Data stewardship is a component of data governance. If you think of governance as a strategic and formal process, you can think of stewardship as a tactical and social construct in support of governance. Practicing good data stewardship prepares an organization to recover efficiently from a ransomware attack.
Stewardship embeds standards and best practices into corporate culture, supports rapid discovery of attack vectors and ubiquity of impact, and implies effective governance of data as news of an attack reaches clients, customers, and public scrutiny.
Data Stewardship and Corporate Culture
To the modern workforce, culture is often held in higher regard than compensation. If you feel that statement is in error, consider the great resignation of 2021. Droves of people traded in their stress, along with their big paychecks, to find a better cultural and lifestyle fit.
How is this relevant to ransomware? The impact of a ransomware attack, as with any disaster, is tempered in the presence of a strong corporate culture. As news of the attack circulates, a weak culture will point fingers and jump ship. A strong culture will assume a pragmatic posture and seek remediation. In a strong culture, employees and associates know that something they love is in danger. They mobilize—without request—to protect it.
Data stewardship plays a role in strengthening culture by federating data literacy across business functions that may not traditionally be involved in data governance. In the case of a ransomware attack, this prepares more of the workforce to inventory, gauge impact, and act to mitigate impact. Internal data stewards recruited across the entire organization become first-line stakeholders for ushering in recovery.
A data-literate culture can also help prevent ransomware attacks in the first place. Data stewards promote best practices for securing data, which include the responsibility of each individual to guard against things like email phishing scams that allow ransomware to enter the organization. If the ransomware never enters, there is no ransomware attack to resolve.
Impact, Attack Vector, and Remediation
Statistics on ransomware attacks are frightening. They’re getting worse every day. The best attack to deal with is no attack at all. At the same time, it would be naïve to assume your organization will never experience a ransomware attack. When that happens, data stewardship is a powerful component of any playbook for recovery.

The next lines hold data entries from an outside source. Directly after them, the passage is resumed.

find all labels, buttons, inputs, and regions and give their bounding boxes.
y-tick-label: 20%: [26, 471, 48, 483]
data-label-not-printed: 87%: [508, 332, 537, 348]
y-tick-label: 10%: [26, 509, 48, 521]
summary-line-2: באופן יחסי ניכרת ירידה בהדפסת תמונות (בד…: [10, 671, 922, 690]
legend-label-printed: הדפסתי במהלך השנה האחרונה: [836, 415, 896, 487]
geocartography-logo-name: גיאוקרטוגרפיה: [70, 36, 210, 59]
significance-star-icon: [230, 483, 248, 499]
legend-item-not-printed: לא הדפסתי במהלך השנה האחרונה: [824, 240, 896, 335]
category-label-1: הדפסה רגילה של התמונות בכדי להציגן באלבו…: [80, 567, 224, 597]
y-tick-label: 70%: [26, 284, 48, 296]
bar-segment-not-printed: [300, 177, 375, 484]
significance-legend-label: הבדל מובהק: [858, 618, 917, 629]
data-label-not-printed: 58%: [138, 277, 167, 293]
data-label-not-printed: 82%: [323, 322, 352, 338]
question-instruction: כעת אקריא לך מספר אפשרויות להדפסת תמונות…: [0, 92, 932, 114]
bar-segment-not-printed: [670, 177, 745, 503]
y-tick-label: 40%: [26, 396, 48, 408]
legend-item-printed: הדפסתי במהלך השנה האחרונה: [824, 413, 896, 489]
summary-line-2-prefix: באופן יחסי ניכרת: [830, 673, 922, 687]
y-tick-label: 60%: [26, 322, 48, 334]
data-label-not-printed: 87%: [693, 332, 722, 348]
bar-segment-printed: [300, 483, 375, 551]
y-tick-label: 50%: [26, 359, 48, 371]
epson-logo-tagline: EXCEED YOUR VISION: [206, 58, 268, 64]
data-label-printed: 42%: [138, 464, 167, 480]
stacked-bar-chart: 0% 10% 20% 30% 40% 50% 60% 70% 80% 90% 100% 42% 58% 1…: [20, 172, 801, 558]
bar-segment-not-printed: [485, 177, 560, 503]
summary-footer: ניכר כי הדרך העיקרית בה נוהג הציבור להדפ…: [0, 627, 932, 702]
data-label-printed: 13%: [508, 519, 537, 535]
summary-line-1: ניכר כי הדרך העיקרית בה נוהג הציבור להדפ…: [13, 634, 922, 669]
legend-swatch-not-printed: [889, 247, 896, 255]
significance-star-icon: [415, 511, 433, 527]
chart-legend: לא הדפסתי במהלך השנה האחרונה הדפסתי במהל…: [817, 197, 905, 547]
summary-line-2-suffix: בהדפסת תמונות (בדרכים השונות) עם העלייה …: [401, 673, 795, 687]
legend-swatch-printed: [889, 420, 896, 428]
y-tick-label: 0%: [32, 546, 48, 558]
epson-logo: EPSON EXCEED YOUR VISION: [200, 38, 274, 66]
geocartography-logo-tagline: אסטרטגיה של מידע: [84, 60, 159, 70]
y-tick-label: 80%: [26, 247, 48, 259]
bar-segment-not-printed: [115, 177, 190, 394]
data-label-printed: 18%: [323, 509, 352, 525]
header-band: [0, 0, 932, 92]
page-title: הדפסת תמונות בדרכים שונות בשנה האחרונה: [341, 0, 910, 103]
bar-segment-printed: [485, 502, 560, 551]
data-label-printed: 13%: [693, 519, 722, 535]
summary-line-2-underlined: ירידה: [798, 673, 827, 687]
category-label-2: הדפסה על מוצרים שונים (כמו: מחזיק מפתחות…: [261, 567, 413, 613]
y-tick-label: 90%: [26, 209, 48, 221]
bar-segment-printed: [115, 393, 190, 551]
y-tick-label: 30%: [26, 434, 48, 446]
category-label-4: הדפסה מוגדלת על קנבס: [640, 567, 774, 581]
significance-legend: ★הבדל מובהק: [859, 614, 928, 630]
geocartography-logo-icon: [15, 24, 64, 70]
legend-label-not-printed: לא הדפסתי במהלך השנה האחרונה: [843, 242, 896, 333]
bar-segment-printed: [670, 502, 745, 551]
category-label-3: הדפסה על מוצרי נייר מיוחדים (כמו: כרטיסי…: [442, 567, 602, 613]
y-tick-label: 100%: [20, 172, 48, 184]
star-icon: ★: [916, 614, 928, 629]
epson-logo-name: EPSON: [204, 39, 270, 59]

Data stewards are usually subject matter experts in their respective areas. Technology workers may be extremely data literate, but they are not going to match the domain experience of the stewards. In turn, data stewards will not possess the technical acumen to resolve the attack directly.
Combining the domain expertise of data stewards with the technical skills of IT workers provides the fastest path to remediation. IT workers know what questions to ask as they attempt to discover attack vectors and measure impact. Data stewards either already know the answers or know where to get the answers. Stewards and IT can work together to remediate the attack while the rest of your organization goes about the day’s business.
Implied and Evident Data Governance
It’s no secret that proper data governance is a key component of cybersecurity. Many organizations have yet to adopt formal data governance, and many of those may never adopt it. While data stewardship is part of formal data governance, it can also provide benefits all by itself.
By forming a data stewardship council or committee, you create implicit data governance. The stewards will create standards and practices that are enforced through governance. Even in the absence of formal data governance, the stewards will take on a role that resembles governance. During a ransomware attack, they’ll assume this role as if governance were already in place.
Without formal governance, the primary difference lies in how much authority stewards have to enforce standards and practices. While having that authority to lean on is important in general, it’s not necessary, and stewards can still be useful during a ransomware attack.
The ongoing efforts of data stewards will make it evident, internally and externally, that data management and security are a priority for your organization. Make no mistake—if your organization is larger than a few people, it has a public profile, and it has a social media presence. Your data stewardship program can help if you need to calm internal worries or temper public opinion. The stewards are the “human” voice of data governance.
Finding the Stewards
Having data stewardship in place when a ransomware attack occurs better positions your organization to cope with and recover from the attack. Three benefits of data stewardship during an attack are:
- Standards, practices, and data literacy are baked into culture
- Measuring impact and discovering attack vectors, along with IT staff, for faster remediation
- Internal and external evidence of data governance, even without formal data governance
You can start identifying data stewards in your organization right away. All you need to do is visit a department and ask everyone who they go to when they see something on a report they don’t understand, or who the “power users” are. These individuals often have a natural affinity for the systems and data they work with, and are the perfect candidates to start with for your data stewardship program.